One by one, we strap into a shallow water trainer to try out the HUEBA. While waiting my turn to be rolled upside down, I play with my HUEBA. Breathing compressed air is utterly new to me. I roll face down, bite down on the mouthpiece and violate a lifetime habit of holding my breath underwater. In a huge leap of faith, I breathe in, and eureka! I get air! When my turn in the shallow water trainer comes, I pull in a few breaths before being rolled upright to sputter happily at a grinning Gibbs.
We will do four ditching runs in the S-92 simulator. In the first run we land on the water, jettison our windows and simply hold our breath before we roll inverted and egress. We use the HUEBA for the other three runs.

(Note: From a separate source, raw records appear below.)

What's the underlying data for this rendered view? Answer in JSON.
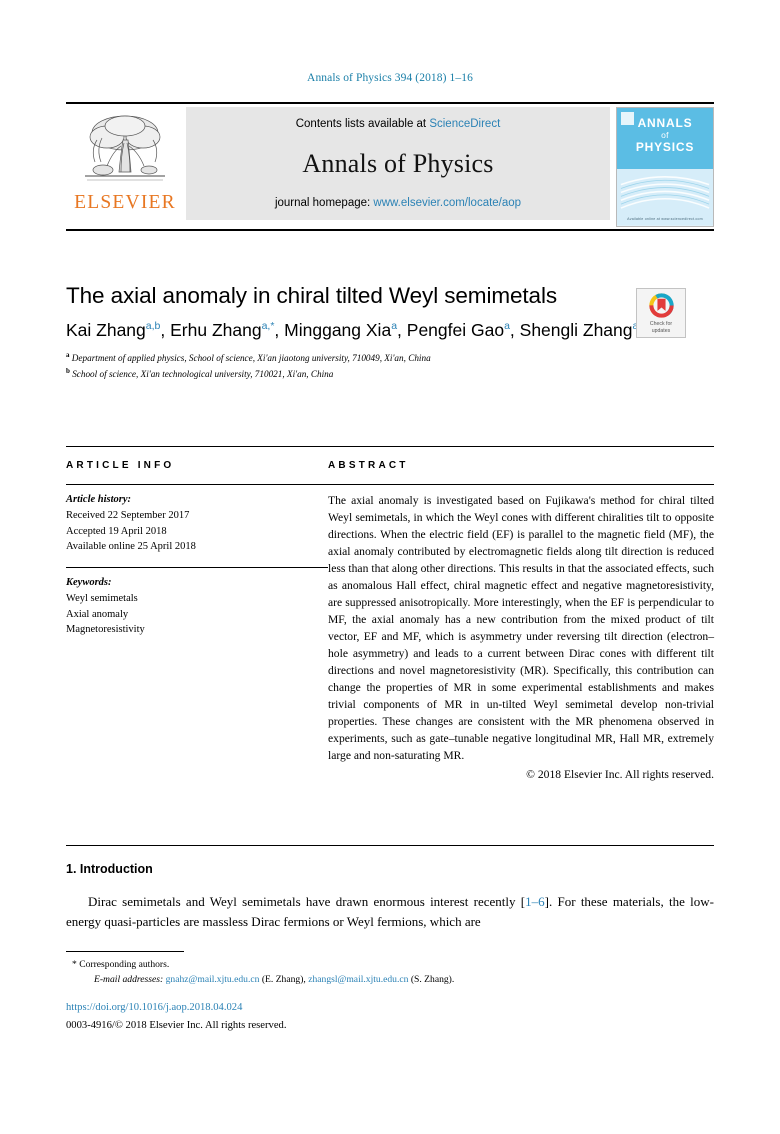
{
  "running_head": "Annals of Physics 394 (2018) 1–16",
  "masthead": {
    "publisher": "ELSEVIER",
    "contents_prefix": "Contents lists available at ",
    "contents_link": "ScienceDirect",
    "journal_name": "Annals of Physics",
    "homepage_prefix": "journal homepage: ",
    "homepage_link": "www.elsevier.com/locate/aop",
    "cover": {
      "line1": "ANNALS",
      "line2": "of",
      "line3": "PHYSICS",
      "footer": "Available online at www.sciencedirect.com"
    }
  },
  "article": {
    "title": "The axial anomaly in chiral tilted Weyl semimetals",
    "authors": [
      {
        "name": "Kai Zhang",
        "marks": "a,b",
        "sep": ", "
      },
      {
        "name": "Erhu Zhang",
        "marks": "a,*",
        "sep": ", "
      },
      {
        "name": "Minggang Xia",
        "marks": "a",
        "sep": ", "
      },
      {
        "name": "Pengfei Gao",
        "marks": "a",
        "sep": ", "
      },
      {
        "name": "Shengli Zhang",
        "marks": "a,*",
        "sep": ""
      }
    ],
    "affiliations": [
      {
        "mark": "a",
        "text": "Department of applied physics, School of science, Xi'an jiaotong university, 710049, Xi'an, China"
      },
      {
        "mark": "b",
        "text": "School of science, Xi'an technological university, 710021, Xi'an, China"
      }
    ],
    "crossmark": {
      "line1": "Check for",
      "line2": "updates"
    }
  },
  "info": {
    "heading": "ARTICLE INFO",
    "history_label": "Article history:",
    "history": [
      "Received 22 September 2017",
      "Accepted 19 April 2018",
      "Available online 25 April 2018"
    ],
    "keywords_label": "Keywords:",
    "keywords": [
      "Weyl semimetals",
      "Axial anomaly",
      "Magnetoresistivity"
    ]
  },
  "abstract": {
    "heading": "ABSTRACT",
    "body": "The axial anomaly is investigated based on Fujikawa's method for chiral tilted Weyl semimetals, in which the Weyl cones with different chiralities tilt to opposite directions. When the electric field (EF) is parallel to the magnetic field (MF), the axial anomaly contributed by electromagnetic fields along tilt direction is reduced less than that along other directions. This results in that the associated effects, such as anomalous Hall effect, chiral magnetic effect and negative magnetoresistivity, are suppressed anisotropically. More interestingly, when the EF is perpendicular to MF, the axial anomaly has a new contribution from the mixed product of tilt vector, EF and MF, which is asymmetry under reversing tilt direction (electron–hole asymmetry) and leads to a current between Dirac cones with different tilt directions and novel magnetoresistivity (MR). Specifically, this contribution can change the properties of MR in some experimental establishments and makes trivial components of MR in un-tilted Weyl semimetal develop non-trivial properties. These changes are consistent with the MR phenomena observed in experiments, such as gate–tunable negative longitudinal MR, Hall MR, extremely large and non-saturating MR.",
    "copyright": "© 2018 Elsevier Inc. All rights reserved."
  },
  "introduction": {
    "heading": "1. Introduction",
    "para_pre": "Dirac semimetals and Weyl semimetals have drawn enormous interest   recently [",
    "para_ref": "1–6",
    "para_post": "]. For these materials, the low-energy quasi-particles are massless Dirac fermions or Weyl fermions, which are"
  },
  "footnotes": {
    "corresponding": "* Corresponding authors.",
    "email_label": "E-mail addresses:",
    "emails": [
      {
        "address": "gnahz@mail.xjtu.edu.cn",
        "owner": "(E. Zhang)",
        "sep": ", "
      },
      {
        "address": "zhangsl@mail.xjtu.edu.cn",
        "owner": "(S. Zhang)",
        "sep": "."
      }
    ],
    "doi": "https://doi.org/10.1016/j.aop.2018.04.024",
    "issn": "0003-4916/© 2018 Elsevier Inc. All rights reserved."
  },
  "colors": {
    "link": "#2b82b5",
    "running_head": "#1a7fa8",
    "elsevier_orange": "#E87722",
    "cover_blue": "#5bbde4"
  }
}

On my knees in my sopping wet survival suit, I loosen my seat straps, climb up on the stroked-out seat that “collapsed in the crash” and buckle up. It is slow, deliberate work in the simulator’s dim interior.
Gibbs hollers, “Ditching, ditching, ditching,” and the simulator drops into the water. Keep a hand on the seat as a reference point. Push out window, don’t bang on it. Then keep hand on the windowsill so I don’t get disoriented.
Another one of Stone’s lessons crosses my mind only later: “If you inflate your suit in your aircraft, you have signed your own death warrant.” No matter, because that little yellow pull-tab buried somewhere in my survival suit was not even on my list of priorities.
The S-92 settles, and then rolls upside down. I find and fit my regulator between my teeth, start breathing and push out my little window. I egress. This is like leaving the Gemini spacecraft to do a spacewalk! I corkscrew, weightless, through the water. Survival!